Zachary Crockett, for Priceonomics:
Barbanell is a Hollywood “Foley” artist, a member of a small, highly-skilled group of experts who add custom sounds into television and film scenes in post-production, using a bevy of makeshift props. Named after one of film’s earliest sound pioneers, Foley is an antiquated craft — and in a digitized era of cinema, it is one of the last of the industry’s “low-tech” jobs.
These folks are responsible for recording nearly every footstep and prop sound in the movies — the things that you never really notice, yet bring a scene to life. It’s at once one of the most important elements in film, and the most overlooked.

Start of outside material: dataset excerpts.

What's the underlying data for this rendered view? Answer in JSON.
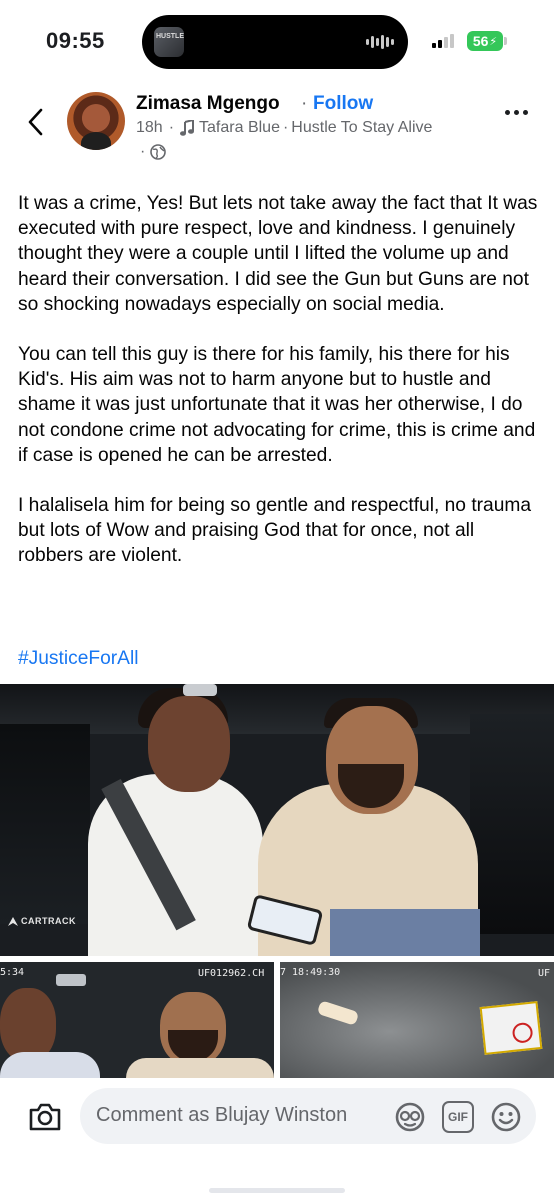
{
  "status_bar": {
    "time": "09:55",
    "battery": "56",
    "now_playing_label": "HUSTLE"
  },
  "post": {
    "author": "Zimasa Mgengo",
    "separator": "·",
    "follow_label": "Follow",
    "time_ago": "18h",
    "music_artist": "Tafara Blue",
    "music_title": "Hustle To Stay Alive",
    "audience_icon": "globe-icon",
    "paragraphs": [
      "It was a crime, Yes! But lets not take away the fact that It was executed with pure respect, love and kindness. I genuinely thought they were a couple until I lifted the volume up and heard their conversation. I did see the Gun but Guns are not so shocking nowadays especially on social media.",
      "You can tell this guy is there for his family, his there for his Kid's. His aim was not to harm anyone but to hustle and shame it was just unfortunate that it was her otherwise, I do not condone crime not advocating for crime, this is crime and if case is opened he can be arrested.",
      "I halalisela him for being so gentle and respectful,  no trauma but lots of Wow and praising God that for once, not all robbers are violent."
    ],
    "hashtag": "#JusticeForAll"
  },
  "photos": {
    "main_logo": "CARTRACK",
    "left_timestamp": "5:34",
    "left_overlay_id": "UF012962.CH",
    "right_timestamp": "7 18:49:30",
    "right_overlay_id": "UF"
  },
  "comment_bar": {
    "placeholder": "Comment as Blujay Winston",
    "gif_label": "GIF",
    "icons": [
      "camera-icon",
      "avatar-sticker-icon",
      "gif-icon",
      "emoji-icon"
    ]
  }
}
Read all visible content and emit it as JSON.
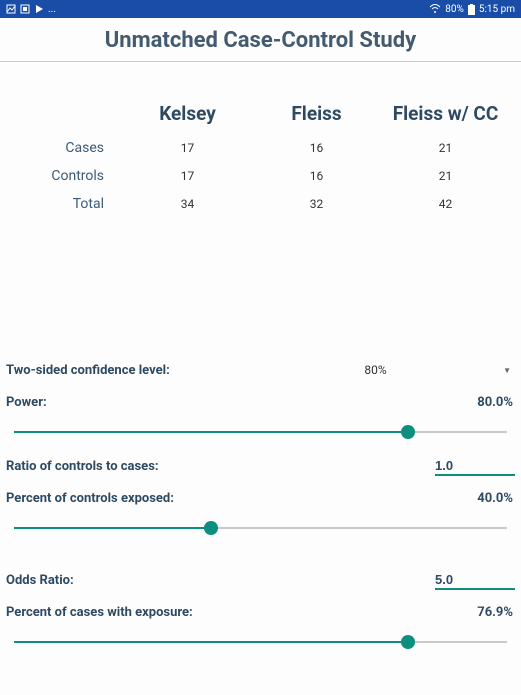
{
  "status": {
    "battery": "80%",
    "time": "5:15 pm"
  },
  "title": "Unmatched Case-Control Study",
  "table": {
    "cols": [
      "Kelsey",
      "Fleiss",
      "Fleiss w/ CC"
    ],
    "rows": [
      {
        "label": "Cases",
        "vals": [
          "17",
          "16",
          "21"
        ]
      },
      {
        "label": "Controls",
        "vals": [
          "17",
          "16",
          "21"
        ]
      },
      {
        "label": "Total",
        "vals": [
          "34",
          "32",
          "42"
        ]
      }
    ]
  },
  "params": {
    "conf_label": "Two-sided confidence level:",
    "conf_value": "80%",
    "power_label": "Power:",
    "power_value": "80.0%",
    "power_pct": 80,
    "ratio_label": "Ratio of controls to cases:",
    "ratio_value": "1.0",
    "pctrl_label": "Percent of controls exposed:",
    "pctrl_value": "40.0%",
    "pctrl_pct": 40,
    "odds_label": "Odds Ratio:",
    "odds_value": "5.0",
    "pcase_label": "Percent of cases with exposure:",
    "pcase_value": "76.9%",
    "pcase_pct": 80
  }
}
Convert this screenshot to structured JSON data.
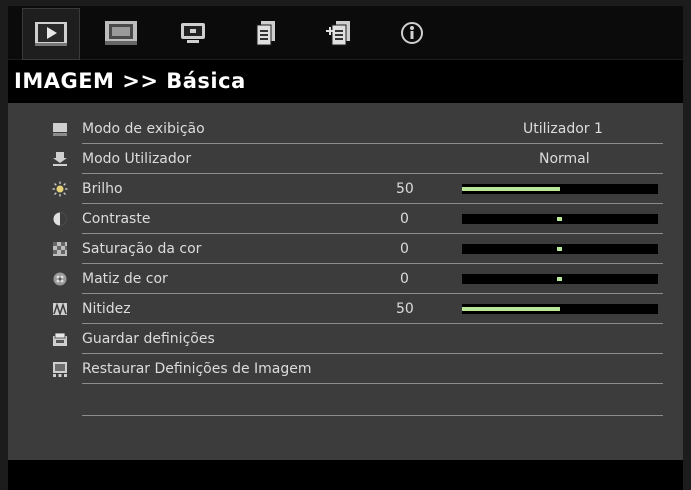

Unlike sound effects editors, Foley artists don’t rely on libraries of pre-recorded sounds: they perform them “live,” using creativity, intuition, and a small dose of physics.
In his 35 years in the trade, Barbanell has over 500 credits, including huge hits like Breaking Bad, The Walking Dead and Little Miss Sunshine — though you’ve probably never recognized his work: the best Foley blends so seamlessly with the scene, that it is lost to the viewer.
I remember seeing a short feature about Foley work when I was a kid, and it enthralled me. Ever since, I’ve paid attention to sounds in TV shows and movies, and knowing that the sounds were added later — and usually created in unexpected ways — has never taken me out of the story. I relish sound design.